The auto-merge waits out the cooldown to give reviewers time to /vetomerge if they change their mind after approving. After cooldown, the orchestrator calls the SCM host's merge API deterministically.
WARNING
Auto-merge is a trust-tier feature. Enable it only after you are satisfied with the agent's track record (trust score ≥ 0.80, several clean consecutive stories). The /vetomerge escape hatch gives you a window to block any individual merge.
Pause / resume model
Mid-stage clarifications and credential asks use a deferred-tool-return pattern:
- Agent calls
mcp__vlx__AskUserQuestionormcp__vlx__RequestCredentialvia the MCP bridge. - The bridge posts the question to Telegram and returns immediately with
{ "status": "deferred" }. - Agent emits a one-line acknowledgement and ends its turn.
- Orchestrator persists the session ID and terminates the ACP subprocess.
- On Telegram reply: orchestrator spawns a fresh ACP subprocess, loads the persisted session, and sends the reply as the next prompt.
- Stage continues — no context replay cost.
This design handles intentional pauses (waiting for a human) and unintentional restarts (OS update, daemon deploy) uniformly. A blocked process through hours of human delay is not viable.
Mermaid diagrams note
The docs site uses VitePress's built-in fenced code block rendering.
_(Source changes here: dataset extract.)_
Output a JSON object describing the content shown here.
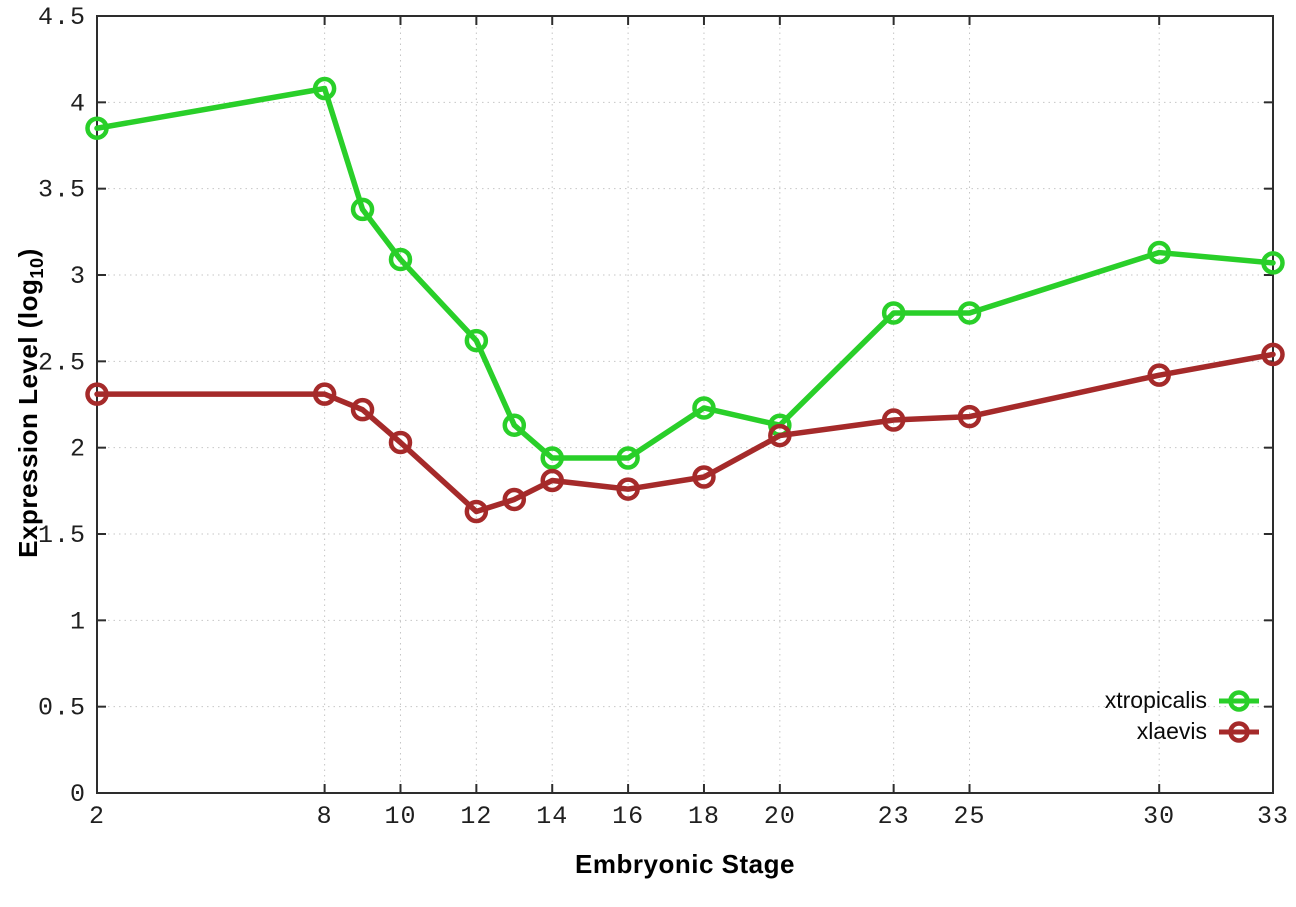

Fenced ```mermaid ``` blocks are rendered as code (not as diagrams) without an additional plugin.
If you want to render a diagram from this documentation, paste the block into the Mermaid Live Editor. The decision not to add vitepress-plugin-mermaid is intentional — it adds mermaid + cytoscape as peer dependencies with known ESM compatibility issues, which is not worth the cost for an internal site with sparse diagram use.
Idempotency
Every external call (ADO status update, Telegram post, branch push, PR creation) carries an idempotency key derived from (run_id, stage, intent_hash). On daemon restart after a crash, reconcileIntents checks the external system's state for each "intended but unconfirmed" side effect and either records completion or retries idempotently. No duplicate posts or double PRs.
Watchdog
A lightweight in-process supervisor runs every 30 seconds:
- Lease extension: extends queue claim leases for
waitingruns so they are not reclaimed while awaiting human input. - Clarification timeout: abandons
waitingruns whose oldest pending clarification exceeds 72 hours (configurable). Posts "abandoned — reassign in ADO" to the story thread, updates ADO status. - Stale-heartbeat detection: marks
activeruns whose latest ACP session heartbeat exceeds 30 minutes asneeds_review. Catches hangs that survive the startup recovery pass.
The watchdog never calls an LLM and never makes routing decisions — it only surfaces problems for operator action.